Este artículo trata de la balada instrumental que fue popular en el siglo XIX. Para la balada francesa medieval, véase Balada.

Una balada es una pieza musical, habitualmente escrita para piano, que sugiere la narración de una historia o un drama. Aunque el nombre proviene de la balada medieval —una canción francesa que cuenta episodios dramáticos o líricos— la balada romántica para piano no suele incluir texto: su carácter narrativo se expresa mediante melodías, desarrollo temático y contraste dramático.

Origen y características formales

En el siglo XIX la balada pianística adoptó una forma bastante libre. No responde estrictamente a estructuras clásicas (como la sonata) y suele alternar ideas líricas con episodios más virtuosos o dramáticos. Entre sus rasgos habituales destacan:

  • Una o varias melodías cantábiles que actúan como motivos principales.
  • Desarrollo narrativo mediante variaciones temáticas, modulaciones y cambios de textura que crean sensación de progreso dramático.
  • Libertad rítmica y empleo del rubato, típico de la estética romántica.
  • Contrastes entre pasajes íntimos y secciones de gran virtuosismo pianístico.

Chopin: creador del género pianístico

El primer compositor que consagró el título de "balada" a piezas para piano fue Frédéric Chopin. Sus cuatro baladas (No. 1 en sol menor, Op. 23; No. 2 en fa mayor, Op. 38; No. 3 en la bemol mayor, Op. 47; No. 4 en fa menor, Op. 52) se compusieron entre la década de 1830 y principios de 1840 y se cuentan entre sus obras más originales y profundas.

Las baladas de Chopin se caracterizan por:

  • Una escritura pianística íntima y pianisticamente expresiva, con pasajes cantábiles y virtuosísticos.
  • Un sentido narrativo sin argumento literario explícito: Chopin negó haber tenido historias concretas en mente, aunque la música evoca dramatismo y a menudo tensión romántica.
  • Uso sofisticado del contrapunto, la armonía y la transición entre motivos para construir una sensación de relato musical continuo.

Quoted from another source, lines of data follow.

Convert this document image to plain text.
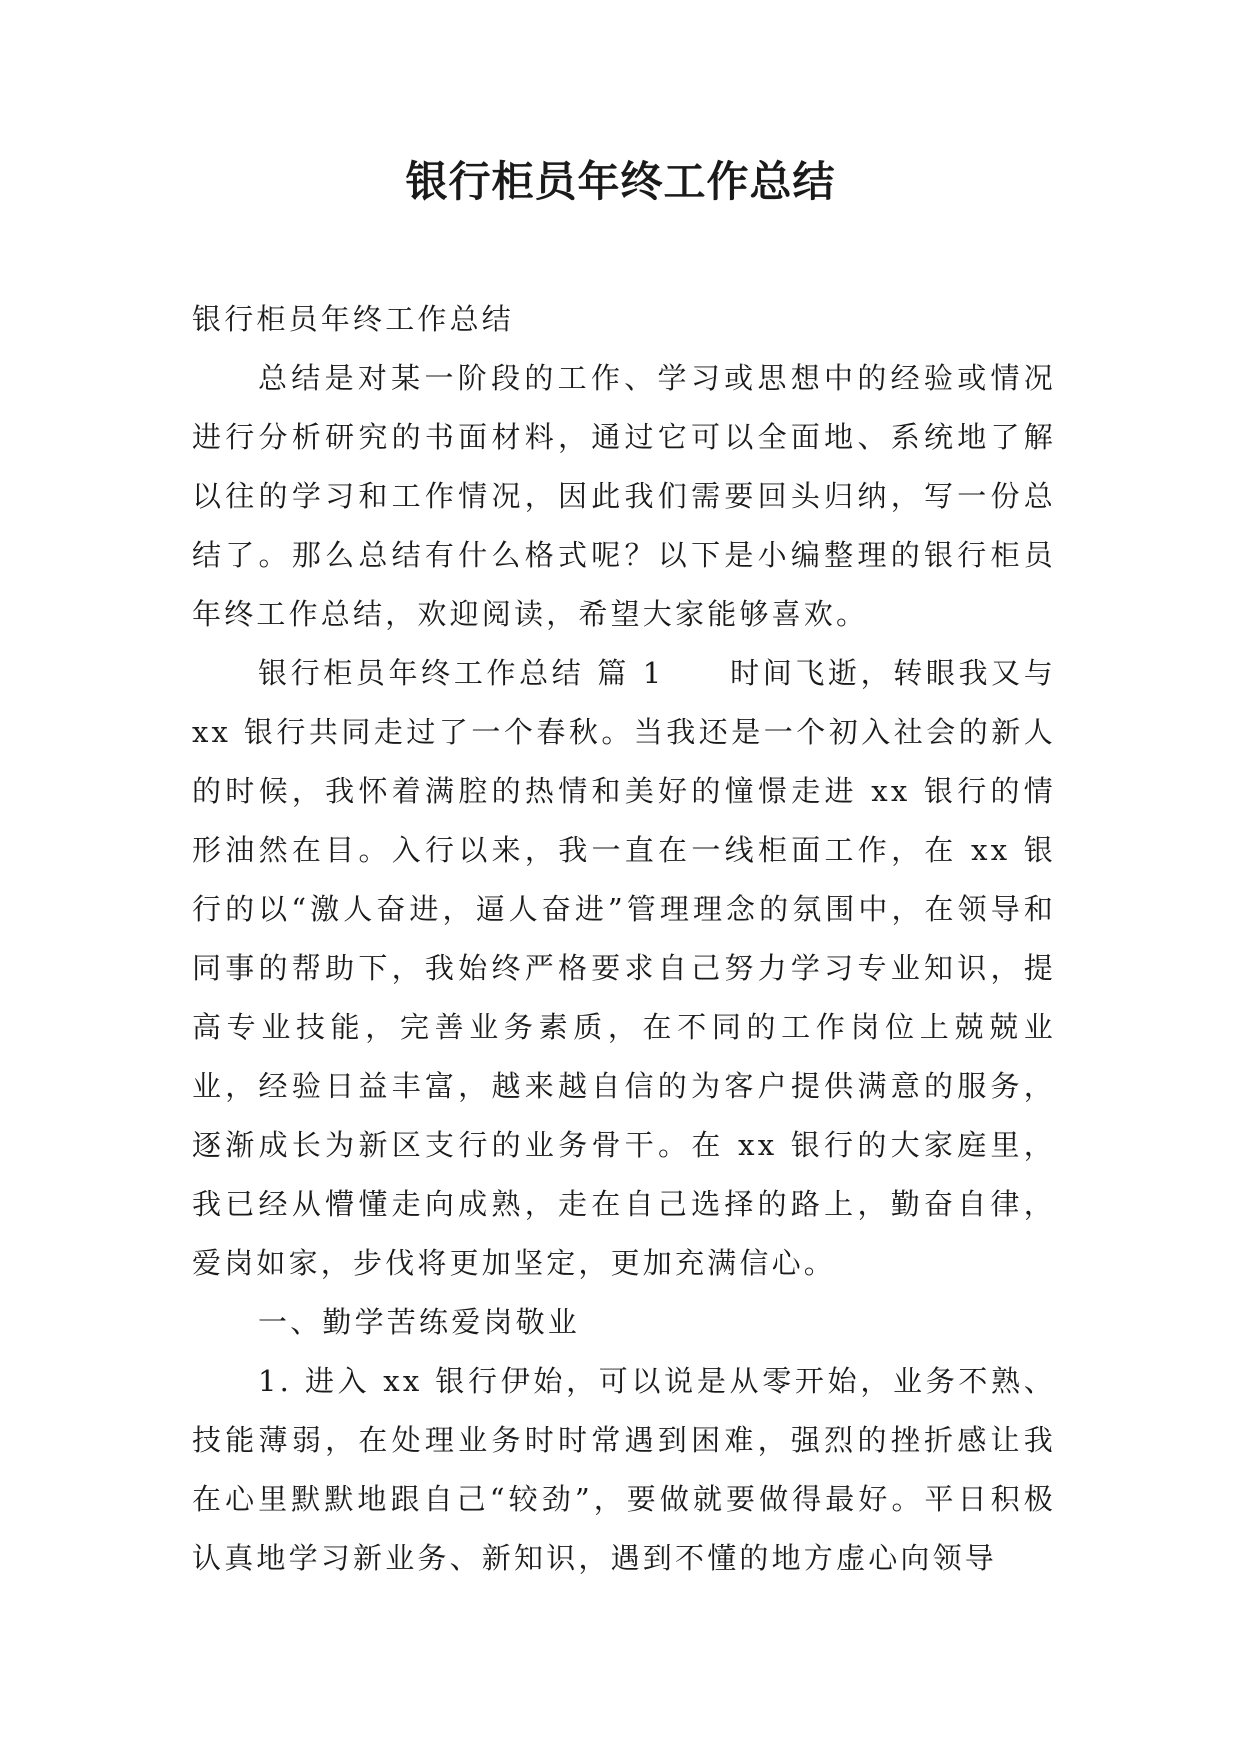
银行柜员年终工作总结

银行柜员年终工作总结

总结是对某一阶段的工作、学习或思想中的经验或情况进行分析研究的书面材料，通过它可以全面地、系统地了解以往的学习和工作情况，因此我们需要回头归纳，写一份总结了。那么总结有什么格式呢？以下是小编整理的银行柜员年终工作总结，欢迎阅读，希望大家能够喜欢。

银行柜员年终工作总结 篇 1　　时间飞逝，转眼我又与 xx 银行共同走过了一个春秋。当我还是一个初入社会的新人的时候，我怀着满腔的热情和美好的憧憬走进 xx 银行的情形油然在目。入行以来，我一直在一线柜面工作，在 xx 银行的以“激人奋进，逼人奋进”管理理念的氛围中，在领导和同事的帮助下，我始终严格要求自己努力学习专业知识，提高专业技能，完善业务素质，在不同的工作岗位上兢兢业业，经验日益丰富，越来越自信的为客户提供满意的服务，逐渐成长为新区支行的业务骨干。在 xx 银行的大家庭里，我已经从懵懂走向成熟，走在自己选择的路上，勤奋自律，爱岗如家，步伐将更加坚定，更加充满信心。

一、勤学苦练爱岗敬业

1. 进入 xx 银行伊始，可以说是从零开始，业务不熟、技能薄弱，在处理业务时时常遇到困难，强烈的挫折感让我在心里默默地跟自己“较劲”，要做就要做得最好。平日积极认真地学习新业务、新知识，遇到不懂的地方虚心向领导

Otros compositores y desarrollos

Tras Chopin, varios compositores adoptaron y adaptaron la forma de la balada según sus propios lenguajes:

  • Franz Liszt: Introdujo rasgos poéticos y programáticos en muchas de sus piezas y exploró la balada dentro de su estilo altamente virtuoso y expresivo.
  • César Franck: Contribuyó al repertorio pianístico y orquestal con piezas de carácter lírico y cíclico, en las que el motivo se transforma a lo largo de la obra.
  • Johannes Brahms: Escribió las Ballades, Op. 10, que recuerdan a las canciones por su estructura y por su intensidad expresiva, integrando influencias folclóricas y un lenguaje armónico denso.
  • Edvard Grieg: Compuso una balada basada en una canción noruega, mostrando cómo el material folclórico podía nutrir la forma romántica.
  • Gabriel Fauré: Es autor de una balada para piano y orquesta (Ballade, Op. 19), ejemplo de cómo la forma pasó del piano solo a situaciones orquestales sin perder su carácter narrativo.

Baladas orquestales y relación con el poema sinfónico

Algunos compositores ampliaron la balada al terreno orquestal. Estas piezas suelen aproximarse a los poemas sinfónicos: breves composiciones con intención programática o descriptiva que también narran, a través de la orquestación, imágenes y episodios musicales. En muchos casos la diferencia entre "balada orquestal" y "poema sinfónico" es más de matiz que de fondo.

Legado y repertorio recomendado

La balada pianística del siglo XIX dejó obras centrales en el repertorio romántico. Para comprender su riqueza conviene escuchar, entre otras, las cuatro baladas de Chopin, las Ballades de Brahms, la balada de Fauré para piano y orquesta y la pieza de Grieg basada en canción noruega. Estas obras muestran distintas maneras de convertir la forma narrativa en lenguaje musical: desde la íntima introspección hasta la grandiosidad orquestal.